Cependant, dans les griefs relevant de sanctions disciplinaires et dans tous les cas où l’Université a le fardeau de la preuve, la partie perdante assumera la totalité des honoraires et dépenses de l’arbitre. Si la décision est mitigée (i.e. accueille le grief, mais en partie seulement), l’arbitre doit indiquer quel pourcentage de ses honoraires et dépenses sera payé par chaque partie.

24.22
L’Université libérera, avec solde, tout professeur appelé comme témoin à une séance d’arbitrage.

24.23      Médiation
L’Université et le Syndicat peuvent convenir de procéder à une médiation de tout grief selon les modalités qui suivent.

Lorsque les parties décident de recourir à la médiation et s’entendent sur le choix du médiateur à partir d’une liste convenue entre les parties au plus tard deux mois après la signature de la convention collective, elles fixent dans les plus brefs délais la date de la première rencontre de médiation.

Avant le début de la médiation, les parties conviennent d’un protocole pour encadrer le processus.

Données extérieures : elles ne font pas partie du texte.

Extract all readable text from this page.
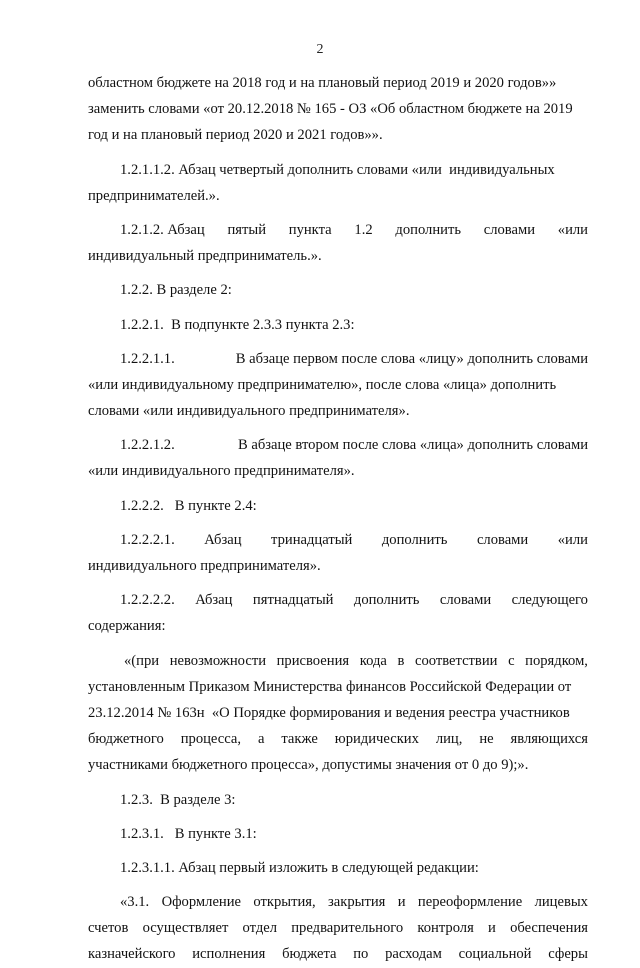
2
областном бюджете на 2018 год и на плановый период 2019 и 2020 годов»»
заменить словами «от 20.12.2018 № 165 - ОЗ «Об областном бюджете на 2019
год и на плановый период 2020 и 2021 годов»».
1.2.1.1.2. Абзац четвертый дополнить словами «или  индивидуальных
предпринимателей.».
1.2.1.2. Абзац пятый пункта 1.2 дополнить словами «или
индивидуальный предприниматель.».
1.2.2. В разделе 2:
1.2.2.1.  В подпункте 2.3.3 пункта 2.3:
1.2.2.1.1.	В абзаце первом после слова «лицу» дополнить словами
«или индивидуальному предпринимателю», после слова «лица» дополнить
словами «или индивидуального предпринимателя».
1.2.2.1.2.	В абзаце втором после слова «лица» дополнить словами
«или индивидуального предпринимателя».
1.2.2.2.   В пункте 2.4:
1.2.2.2.1. Абзац тринадцатый дополнить словами «или
индивидуального предпринимателя».
1.2.2.2.2. Абзац пятнадцатый дополнить словами следующего
содержания:
«(при невозможности присвоения кода в соответствии с порядком,
установленным Приказом Министерства финансов Российской Федерации от
23.12.2014 № 163н  «О Порядке формирования и ведения реестра участников
бюджетного процесса, а также юридических лиц, не являющихся
участниками бюджетного процесса», допустимы значения от 0 до 9);».
1.2.3.  В разделе 3:
1.2.3.1.   В пункте 3.1:
1.2.3.1.1. Абзац первый изложить в следующей редакции:
«3.1. Оформление открытия, закрытия и переоформление лицевых
счетов осуществляет отдел предварительного контроля и обеспечения
казначейского исполнения бюджета по расходам социальной сферы
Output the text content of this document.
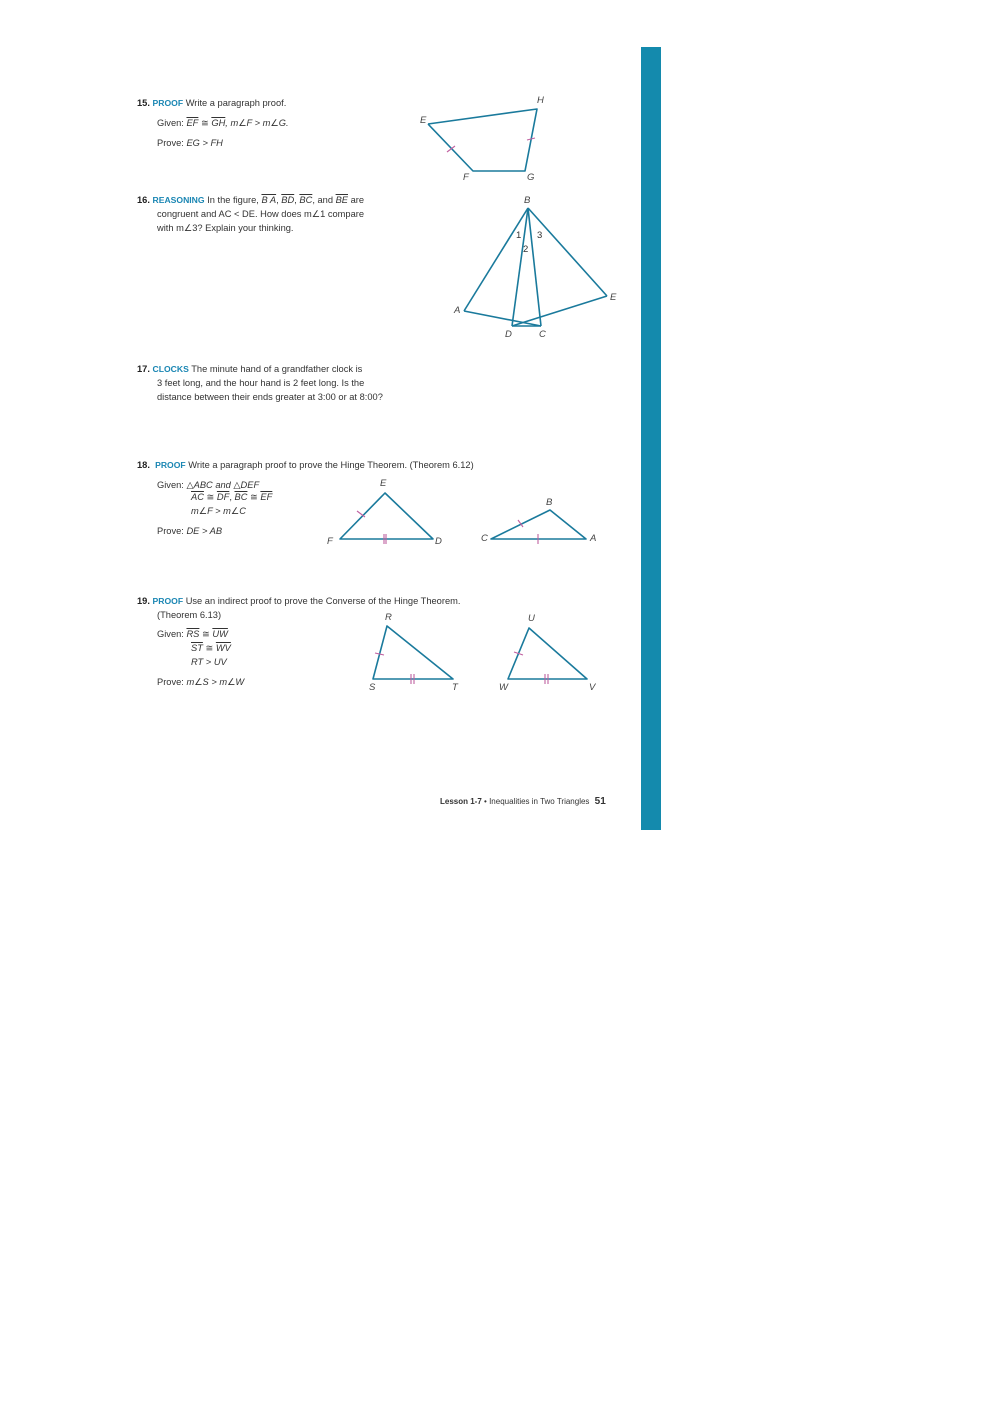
15. PROOF Write a paragraph proof.
Given: $\overline{EF}$ ≅ $\overline{GH}$, m∠F > m∠G.
Prove: EG > FH
16. REASONING In the figure, B A, $\overline{BD}$, $\overline{BC}$, and $\overline{BE}$ are
congruent and AC < DE. How does m∠1 compare
with m∠3? Explain your thinking.
17. CLOCKS The minute hand of a grandfather clock is
3 feet long, and the hour hand is 2 feet long. Is the
distance between their ends greater at 3:00 or at 8:00?
18. PROOF Write a paragraph proof to prove the Hinge Theorem. (Theorem 6.12)
Given: △ABC and △DEF
$\overline{AC}$ ≅ $\overline{DF}$, $\overline{BC}$ ≅ $\overline{EF}$
m∠F > m∠C
Prove: DE > AB
19. PROOF Use an indirect proof to prove the Converse of the Hinge Theorem.
(Theorem 6.13)
Given: $\overline{RS}$ ≅ $\overline{UW}$
$\overline{ST}$ ≅ $\overline{WV}$
RT > UV
Prove: m∠S > m∠W
E
H
F	G
B
A
D	C
E
1
2
3
E
F	D
B
C	A
R	U
S	T	W	V
Lesson 1-7 • Inequalities in Two Triangles 51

Le médiateur tente d’amener les parties à un règlement. Si un règlement intervient, le médiateur en prend acte et le consigne par écrit. Ce règlement doit être signé par les représentants autorisés des parties.

À défaut d’un règlement, le grief est déféré à l’arbitrage conformément aux dispositions de la présente convention collective.

Le médiateur ne peut agir à titre d’arbitre dans la poursuite de l’arbitrage de grief qui n’a pas fait l’objet d’un règlement, sauf par entente entre les parties.

Les honoraires et frais du médiateur sont assumés à parts égales par les parties.